Toute esthétique se trouve inévitablement confrontée à la question de son unité, surtout si elle s’inscrit dans une perspective phénoménologique et vise à traduire les multiples modalités d’apparitions des phénomènes à notre corps et à notre conscience : les essais d’esthétique picturale rédigés ici et là par Sartre entre 1954 et 1970 ne le démentent pas[i]. Mais plutôt que d’aboutir à un Sartre iconoclaste, qui se serait adossé à la capacité de néantisation de l’imaginaire pour mieux reléguer au second plan la dimension matérielle des images, le caractère composite, disséminé, voire inachevé de ces essais nous a conduit à constater la naissance d’une esthétique praxique et plurielle, reposant sur une complète redéfinition de l’analogon pictural. Tout se passe comme si la pénétration progressive de la peinture dans l’existence du Sartre de l’après-guerre l’avait subrepticement amené à concrétiser la conscience imageante tout en gonflant de sens la matière analogique, ce qui revient à investir l’analogon pictural d’une toute nouvelle ambivalence hylétique et la toile d’une tout aussi étonnante présence-absence. L’analogon pictural est bien, à l’instar du « Miracle de l’esclave », « ce nouvel objet plastique qu’il faut voir et sentir à la fois »[ii], conjuguant la négativité du regard au poids de la matière. Dès lors, la peinture ne joue plus le rôle, dans la philosophie sartrienne, d’un art repoussoir permettant de souligner, en creux, l’impact significatif de l’engagement littéraire ; elle devient véritablement le « carrefour des sens ».
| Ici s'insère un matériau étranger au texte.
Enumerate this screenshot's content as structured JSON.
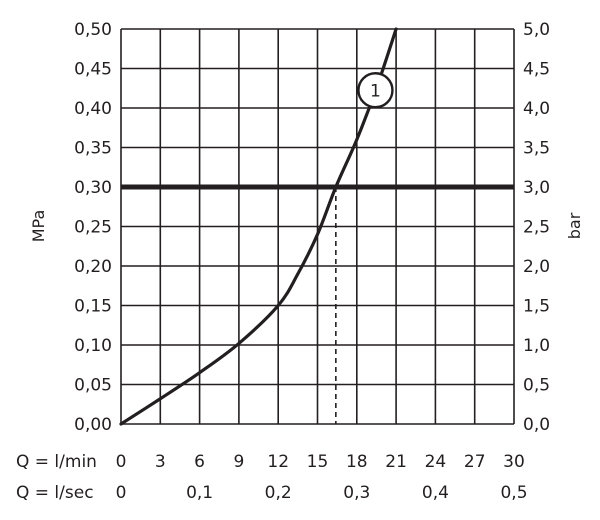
{
  "chart_data": {
    "type": "line",
    "title": "",
    "y_left": {
      "label": "MPa",
      "range": [
        0,
        0.5
      ],
      "ticks": [
        0,
        0.05,
        0.1,
        0.15,
        0.2,
        0.25,
        0.3,
        0.35,
        0.4,
        0.45,
        0.5
      ],
      "tick_labels": [
        "0,00",
        "0,05",
        "0,10",
        "0,15",
        "0,20",
        "0,25",
        "0,30",
        "0,35",
        "0,40",
        "0,45",
        "0,50"
      ]
    },
    "y_right": {
      "label": "bar",
      "range": [
        0,
        5
      ],
      "tick_labels": [
        "0,0",
        "0,5",
        "1,0",
        "1,5",
        "2,0",
        "2,5",
        "3,0",
        "3,5",
        "4,0",
        "4,5",
        "5,0"
      ]
    },
    "x": {
      "range": [
        0,
        30
      ],
      "ticks": [
        0,
        3,
        6,
        9,
        12,
        15,
        18,
        21,
        24,
        27,
        30
      ],
      "row1_label": "Q = l/min",
      "row1_tick_labels": [
        "0",
        "3",
        "6",
        "9",
        "12",
        "15",
        "18",
        "21",
        "24",
        "27",
        "30"
      ],
      "row2_label": "Q = l/sec",
      "row2_ticks": [
        0,
        6,
        12,
        18,
        24,
        30
      ],
      "row2_tick_labels": [
        "0",
        "0,1",
        "0,2",
        "0,3",
        "0,4",
        "0,5"
      ]
    },
    "grid": true,
    "series": [
      {
        "marker": "1",
        "marker_at": {
          "x": 19.5,
          "y": 0.425
        },
        "points": [
          {
            "x": 0,
            "y": 0
          },
          {
            "x": 3,
            "y": 0.032
          },
          {
            "x": 6,
            "y": 0.065
          },
          {
            "x": 9,
            "y": 0.102
          },
          {
            "x": 12,
            "y": 0.15
          },
          {
            "x": 13.5,
            "y": 0.19
          },
          {
            "x": 15,
            "y": 0.24
          },
          {
            "x": 16.4,
            "y": 0.3
          },
          {
            "x": 18,
            "y": 0.36
          },
          {
            "x": 19.5,
            "y": 0.425
          },
          {
            "x": 21,
            "y": 0.5
          }
        ]
      }
    ],
    "reference_line": {
      "y": 0.3
    },
    "dashed_drop": {
      "x": 16.4,
      "from_y": 0.3,
      "to_y": 0
    }
  }
}
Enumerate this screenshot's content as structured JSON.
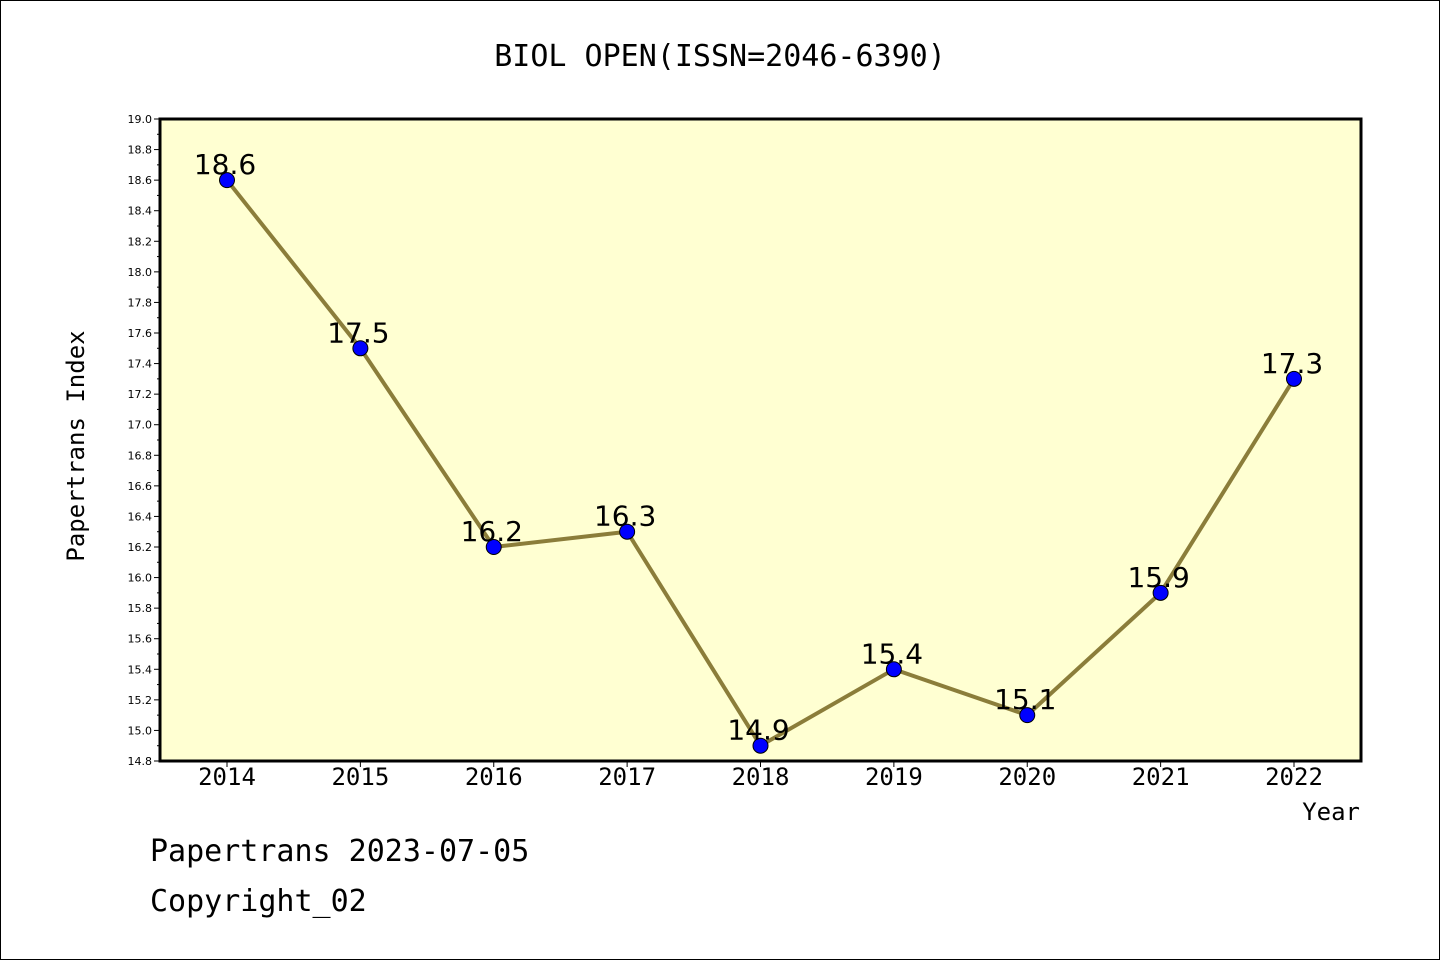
{
  "chart_data": {
    "type": "line",
    "title": "BIOL OPEN(ISSN=2046-6390)",
    "xlabel": "Year",
    "ylabel": "Papertrans Index",
    "categories": [
      "2014",
      "2015",
      "2016",
      "2017",
      "2018",
      "2019",
      "2020",
      "2021",
      "2022"
    ],
    "series": [
      {
        "values": [
          18.6,
          17.5,
          16.2,
          16.3,
          14.9,
          15.4,
          15.1,
          15.9,
          17.3
        ],
        "data_labels": [
          "18.6",
          "17.5",
          "16.2",
          "16.3",
          "14.9",
          "15.4",
          "15.1",
          "15.9",
          "17.3"
        ]
      }
    ],
    "ylim": [
      14.8,
      19.0
    ],
    "y_ticks": [
      "14.8",
      "15.0",
      "15.2",
      "15.4",
      "15.6",
      "15.8",
      "16.0",
      "16.2",
      "16.4",
      "16.6",
      "16.8",
      "17.0",
      "17.2",
      "17.4",
      "17.6",
      "17.8",
      "18.0",
      "18.2",
      "18.4",
      "18.6",
      "18.8",
      "19.0"
    ],
    "grid": false,
    "colors": {
      "plot_background": "#ffffd2",
      "line": "#8b7d3a",
      "marker": "#0000ff"
    }
  },
  "footer": {
    "brand": "Papertrans 2023-07-05",
    "copyright": "Copyright_02"
  }
}
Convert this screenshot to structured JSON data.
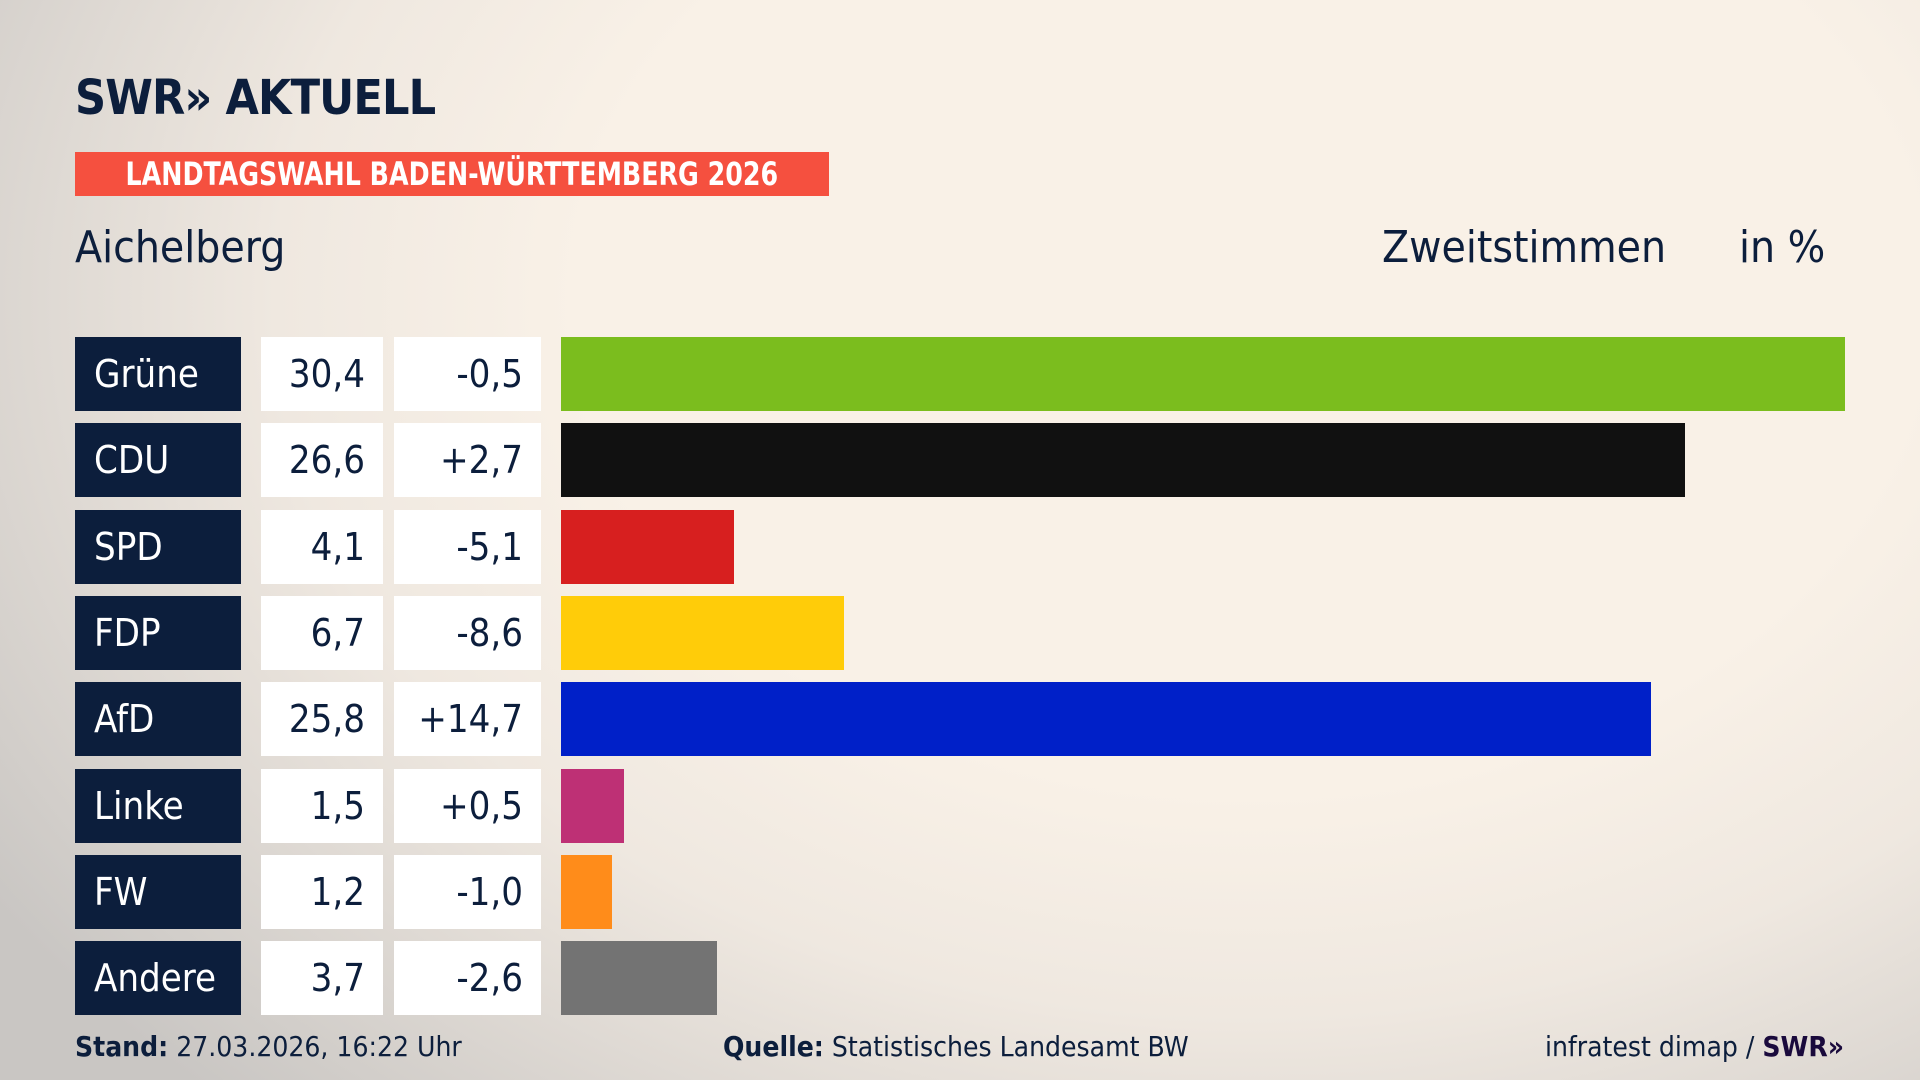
{
  "brand": {
    "logo": "SWR» AKTUELL"
  },
  "banner": "LANDTAGSWAHL BADEN-WÜRTTEMBERG 2026",
  "region": "Aichelberg",
  "measure": "Zweitstimmen",
  "unit": "in %",
  "chart_data": {
    "type": "bar",
    "orientation": "horizontal",
    "categories": [
      "Grüne",
      "CDU",
      "SPD",
      "FDP",
      "AfD",
      "Linke",
      "FW",
      "Andere"
    ],
    "values": [
      30.4,
      26.6,
      4.1,
      6.7,
      25.8,
      1.5,
      1.2,
      3.7
    ],
    "value_labels": [
      "30,4",
      "26,6",
      "4,1",
      "6,7",
      "25,8",
      "1,5",
      "1,2",
      "3,7"
    ],
    "changes": [
      -0.5,
      2.7,
      -5.1,
      -8.6,
      14.7,
      0.5,
      -1.0,
      -2.6
    ],
    "change_labels": [
      "-0,5",
      "+2,7",
      "-5,1",
      "-8,6",
      "+14,7",
      "+0,5",
      "-1,0",
      "-2,6"
    ],
    "colors": [
      "#7bbd1e",
      "#111111",
      "#d71f1f",
      "#ffcc09",
      "#0020c8",
      "#be3075",
      "#ff8c1a",
      "#737373"
    ],
    "xlim": [
      0,
      30.4
    ],
    "grid": false
  },
  "footer": {
    "stand_label": "Stand:",
    "stand_value": "27.03.2026, 16:22 Uhr",
    "source_label": "Quelle:",
    "source_value": "Statistisches Landesamt BW",
    "credit": "infratest dimap /",
    "credit_brand": "SWR»"
  }
}
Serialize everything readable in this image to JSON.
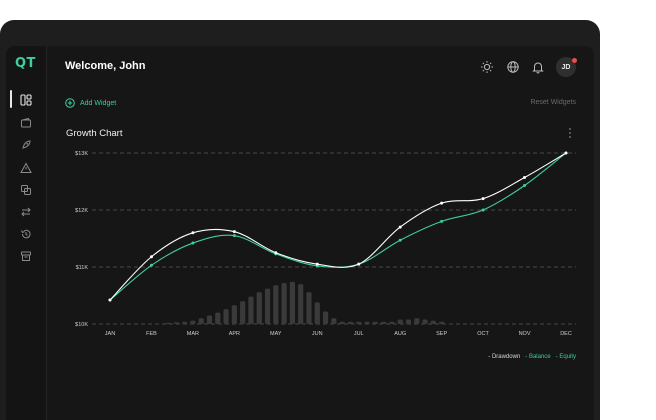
{
  "app": {
    "logo": "QT",
    "welcome": "Welcome, John"
  },
  "header": {
    "icons": [
      "sun-icon",
      "globe-icon",
      "bell-icon"
    ],
    "avatar_initials": "JD",
    "notification_dot_color": "#f04a4a"
  },
  "sidebar": {
    "items": [
      "dashboard-icon",
      "wallet-icon",
      "rocket-icon",
      "warning-icon",
      "copy-icon",
      "transfer-icon",
      "history-icon",
      "archive-icon"
    ],
    "active_index": 0
  },
  "toolbar": {
    "add_widget": "Add Widget",
    "reset_widgets": "Reset Widgets"
  },
  "widget": {
    "title": "Growth Chart"
  },
  "colors": {
    "accent": "#3ecf9a",
    "balance": "#ffffff",
    "equity": "#3ecf9a",
    "drawdown": "#3a3a3a"
  },
  "chart_data": {
    "type": "line",
    "categories": [
      "JAN",
      "FEB",
      "MAR",
      "APR",
      "MAY",
      "JUN",
      "JUL",
      "AUG",
      "SEP",
      "OCT",
      "NOV",
      "DEC"
    ],
    "yticks": [
      "$10K",
      "$11K",
      "$12K",
      "$13K"
    ],
    "ylim": [
      10000,
      13000
    ],
    "grid": true,
    "legend_position": "bottom-right",
    "series": [
      {
        "name": "Balance",
        "color": "#ffffff",
        "x": [
          0,
          1,
          2,
          3,
          4,
          5,
          6,
          7,
          8,
          9,
          10,
          11
        ],
        "values": [
          10420,
          11180,
          11600,
          11620,
          11250,
          11050,
          11050,
          11700,
          12120,
          12200,
          12570,
          13000
        ]
      },
      {
        "name": "Equity",
        "color": "#3ecf9a",
        "x": [
          0,
          1,
          2,
          3,
          4,
          5,
          6,
          7,
          8,
          9,
          10,
          11
        ],
        "values": [
          10420,
          11030,
          11420,
          11550,
          11230,
          11020,
          11050,
          11470,
          11800,
          12000,
          12430,
          13000
        ]
      },
      {
        "name": "Drawdown",
        "color": "#3a3a3a",
        "x": [
          1.4,
          1.6,
          1.8,
          2.0,
          2.2,
          2.4,
          2.6,
          2.8,
          3.0,
          3.2,
          3.4,
          3.6,
          3.8,
          4.0,
          4.2,
          4.4,
          4.6,
          4.8,
          5.0,
          5.2,
          5.4,
          5.6,
          5.8,
          6.0,
          6.2,
          6.4,
          6.6,
          6.8,
          7.0,
          7.2,
          7.4,
          7.6,
          7.8,
          8.0
        ],
        "values": [
          10020,
          10030,
          10040,
          10060,
          10100,
          10150,
          10200,
          10260,
          10330,
          10400,
          10480,
          10560,
          10620,
          10680,
          10720,
          10740,
          10700,
          10560,
          10380,
          10220,
          10100,
          10040,
          10040,
          10040,
          10040,
          10040,
          10040,
          10040,
          10080,
          10080,
          10100,
          10080,
          10060,
          10040
        ]
      }
    ],
    "legend": [
      "- Drawdown",
      "- Balance",
      "- Equity"
    ]
  }
}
En particulier, l’esthétique picturale sartrienne rejoint, voire annonce, la volonté de Merleau-Ponty d’ancrer la peinture dans l’expérience que nous faisons de notre propre corps et du sentir en général[iii]. Certes, Merleau-Ponty arrive à l’esthétique par l’ontologie alors que Sartre arrive à l’ontologie par l’esthétique. Il ne s’agit certes pas de la même ontologie ; dans un entretien donné en 1975, Sartre confirme « l’incompatibilité fondamentale » qui existe entre l’ontologie de Merleau-Ponty et la sienne : il constate notamment qu’il s’agit beaucoup plus d’un « continuisme » , un rapport à l’être « dans l’arrière-fond de soi-même » tandis que chez lui « l’en-soi, le pour-soi et les formes intermédiaires » lui suffisent[iv]. Cependant, les deux philosophes se croisent inévitablement dans leur conception ambivalente et flottante du sens esthétique, puisque tous deux considèrent qu’il s’agit d’une émergence du sens (donc une forme d’absence) s’effectuant au cœur de la matière picturale (laquelle demeure tout de même présente). La principale différence vient du fait que Sartre approche la matière de la toile « par la droite », c’est-à-dire depuis la vie imaginaire, cherchant dans la perception picturale une signification héritée du langage, tandis que Merleau-Ponty l’aborde « par la gauche » , depuis la vie perceptive, étendant l’expressivité du corps propre à tous les autres objets du monde, œuvres d’art comprises[v]. Chacun des deux pouvant d’ailleurs se voir reprocher cet « abordage » comme s’il s’agissait d’un débordement qui les attire irrésistiblement, l’un vers le haut (la mise à distance du monde par la conscience imageante), l’autre vers le bas (une matérialité aveugle et passive). La postérité aura surtout retenu la première critique, et à juste titre si l’on se limite à la lecture de L’Imaginaire, figeant la pensée de Sartre dans une négativité imageante incompatible avec la plénitude de la perception merleau-pontienne[vi]. Mais nous pouvons désormais nuancer cette opposition et réconcilier les deux hommes.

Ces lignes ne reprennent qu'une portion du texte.